As of the end of 2018, so-called "bad debts" in the Italian banking system stood at €97 billion, while loans classed as "unlikely to pay" (a classification of soured loans regularly used by Italian banks) totaled €79 billion, according to data from Scope Ratings and the Bank of Italy compiled June 20.
Italy's nonperforming loan ratio stood at 9.7% as of the end of the first half of 2018, according to data from the European Parliament. Although this is above the European average of 3.6%, it is well below the levels of some of the most heavily indebted banking systems such as Greece, which had an NPL ratio of 44.8%, Cyprus at 34.1% and Portugal at 12.4%.
Profitability is still an issue
However, Italian banks will need to address the issue of persistently low profitability, he said, adding that a focus on revenue diversification into capital-light lines of business could be key.

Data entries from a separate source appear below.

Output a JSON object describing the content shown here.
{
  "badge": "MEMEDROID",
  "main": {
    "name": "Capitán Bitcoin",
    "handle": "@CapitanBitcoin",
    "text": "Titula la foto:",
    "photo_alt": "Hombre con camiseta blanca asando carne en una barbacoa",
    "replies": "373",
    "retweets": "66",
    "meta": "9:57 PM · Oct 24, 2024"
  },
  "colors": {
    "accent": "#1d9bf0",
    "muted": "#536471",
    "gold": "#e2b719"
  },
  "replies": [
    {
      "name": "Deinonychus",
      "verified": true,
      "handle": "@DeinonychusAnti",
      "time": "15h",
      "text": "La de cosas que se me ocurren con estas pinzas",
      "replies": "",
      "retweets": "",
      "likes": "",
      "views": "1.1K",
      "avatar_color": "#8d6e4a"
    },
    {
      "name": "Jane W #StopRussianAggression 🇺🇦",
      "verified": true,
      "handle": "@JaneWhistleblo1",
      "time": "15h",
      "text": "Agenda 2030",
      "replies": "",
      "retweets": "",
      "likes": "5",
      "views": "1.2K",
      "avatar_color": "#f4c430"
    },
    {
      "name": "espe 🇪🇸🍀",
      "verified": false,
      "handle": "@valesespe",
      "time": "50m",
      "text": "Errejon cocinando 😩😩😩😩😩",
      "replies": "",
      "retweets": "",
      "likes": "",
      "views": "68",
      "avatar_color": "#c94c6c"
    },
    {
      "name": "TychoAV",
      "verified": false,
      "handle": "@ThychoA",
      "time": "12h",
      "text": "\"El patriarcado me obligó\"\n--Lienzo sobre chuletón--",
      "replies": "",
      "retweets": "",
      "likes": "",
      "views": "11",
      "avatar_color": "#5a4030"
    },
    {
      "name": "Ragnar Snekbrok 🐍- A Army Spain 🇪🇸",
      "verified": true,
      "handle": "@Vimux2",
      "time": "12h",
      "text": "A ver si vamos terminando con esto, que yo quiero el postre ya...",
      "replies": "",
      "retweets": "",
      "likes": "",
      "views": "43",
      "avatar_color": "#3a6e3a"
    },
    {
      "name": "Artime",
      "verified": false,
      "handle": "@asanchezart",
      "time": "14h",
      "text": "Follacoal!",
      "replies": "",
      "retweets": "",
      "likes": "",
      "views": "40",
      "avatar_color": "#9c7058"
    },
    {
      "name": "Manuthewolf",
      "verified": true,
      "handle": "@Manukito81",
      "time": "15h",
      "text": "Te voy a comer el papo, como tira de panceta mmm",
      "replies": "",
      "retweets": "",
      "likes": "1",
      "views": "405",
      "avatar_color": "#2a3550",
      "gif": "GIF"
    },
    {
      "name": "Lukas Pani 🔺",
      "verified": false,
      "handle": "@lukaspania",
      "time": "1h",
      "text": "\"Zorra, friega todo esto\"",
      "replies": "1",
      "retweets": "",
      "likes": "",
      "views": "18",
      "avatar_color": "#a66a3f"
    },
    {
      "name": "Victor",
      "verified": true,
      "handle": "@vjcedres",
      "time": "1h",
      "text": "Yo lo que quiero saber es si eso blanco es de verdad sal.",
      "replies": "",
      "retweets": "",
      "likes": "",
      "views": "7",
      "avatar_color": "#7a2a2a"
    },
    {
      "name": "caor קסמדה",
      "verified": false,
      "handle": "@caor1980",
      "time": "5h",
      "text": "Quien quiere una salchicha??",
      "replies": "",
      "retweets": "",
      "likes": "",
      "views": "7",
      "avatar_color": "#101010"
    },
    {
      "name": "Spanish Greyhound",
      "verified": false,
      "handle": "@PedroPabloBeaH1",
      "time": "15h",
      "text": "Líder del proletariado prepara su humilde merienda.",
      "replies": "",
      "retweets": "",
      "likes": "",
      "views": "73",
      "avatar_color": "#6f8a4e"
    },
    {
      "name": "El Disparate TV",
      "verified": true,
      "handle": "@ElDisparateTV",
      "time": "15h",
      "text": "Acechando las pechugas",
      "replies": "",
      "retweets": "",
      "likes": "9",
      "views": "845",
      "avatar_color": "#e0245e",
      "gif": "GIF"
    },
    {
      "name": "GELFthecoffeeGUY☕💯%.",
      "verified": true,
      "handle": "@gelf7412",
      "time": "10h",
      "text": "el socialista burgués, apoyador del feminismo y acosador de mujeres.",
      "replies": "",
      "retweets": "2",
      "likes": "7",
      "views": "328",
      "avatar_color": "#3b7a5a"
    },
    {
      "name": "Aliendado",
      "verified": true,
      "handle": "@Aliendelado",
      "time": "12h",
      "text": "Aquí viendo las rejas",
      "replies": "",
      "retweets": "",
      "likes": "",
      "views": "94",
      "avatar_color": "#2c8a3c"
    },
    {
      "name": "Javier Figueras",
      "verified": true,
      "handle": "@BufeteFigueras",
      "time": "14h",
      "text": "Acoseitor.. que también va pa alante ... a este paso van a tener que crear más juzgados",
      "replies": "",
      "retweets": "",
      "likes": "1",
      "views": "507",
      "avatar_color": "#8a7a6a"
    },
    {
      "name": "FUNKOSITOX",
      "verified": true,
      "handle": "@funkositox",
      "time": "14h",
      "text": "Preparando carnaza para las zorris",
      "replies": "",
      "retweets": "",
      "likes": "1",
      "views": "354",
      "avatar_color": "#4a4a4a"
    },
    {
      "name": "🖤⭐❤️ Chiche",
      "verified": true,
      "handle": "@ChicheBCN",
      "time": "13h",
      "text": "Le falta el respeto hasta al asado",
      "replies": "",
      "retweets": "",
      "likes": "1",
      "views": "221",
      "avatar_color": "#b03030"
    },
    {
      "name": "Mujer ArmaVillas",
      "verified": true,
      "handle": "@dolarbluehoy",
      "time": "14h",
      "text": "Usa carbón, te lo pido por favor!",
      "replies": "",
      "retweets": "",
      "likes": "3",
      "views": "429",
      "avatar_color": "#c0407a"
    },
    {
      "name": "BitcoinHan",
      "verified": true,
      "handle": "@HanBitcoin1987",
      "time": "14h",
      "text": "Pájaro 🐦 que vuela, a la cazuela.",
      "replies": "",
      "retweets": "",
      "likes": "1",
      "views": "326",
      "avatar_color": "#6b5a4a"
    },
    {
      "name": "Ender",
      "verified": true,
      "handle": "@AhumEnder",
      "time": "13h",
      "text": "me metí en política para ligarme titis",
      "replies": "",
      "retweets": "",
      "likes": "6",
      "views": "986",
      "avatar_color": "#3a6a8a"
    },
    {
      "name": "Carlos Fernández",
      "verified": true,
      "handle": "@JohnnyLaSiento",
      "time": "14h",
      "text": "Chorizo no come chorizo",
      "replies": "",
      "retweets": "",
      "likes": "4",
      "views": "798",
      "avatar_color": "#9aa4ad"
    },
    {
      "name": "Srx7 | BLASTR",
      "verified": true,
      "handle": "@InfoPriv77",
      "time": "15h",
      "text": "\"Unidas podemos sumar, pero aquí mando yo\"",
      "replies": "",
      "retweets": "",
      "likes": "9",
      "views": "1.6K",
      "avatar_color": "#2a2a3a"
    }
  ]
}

Credito Valtellinese SpA and Intesa Sanpaolo SpA have already indicated that they are working on plans to diversity revenue streams while Banco BPM SpA and UniCredit SpA are expected to announce similar plans later in the year, he said.
DBRS also expressed confidence in the stability of the main Italian banks in a July 15 note, which followed on from a July 12 announcement that it had confirmed its rating on Italy at BBB (high) with a stable trend.
"Italian banks' progress with improving credit quality and the Italian government's pledge of a more prudent fiscal strategy, mitigate risks for debt sustainability, despite the country's high political uncertainty and lower-than-expected economic growth," Carlo Capuano, vice president at DBRS' Global Ratings Group and lead analyst on Italy, said.
DBRS noted that the fiscal outlook for Italy could become more challenging from 2020 onward, with the debt-to-GDP ratio expected to rise "modestly" in 2019 and 2020 thanks to fragile economic growth.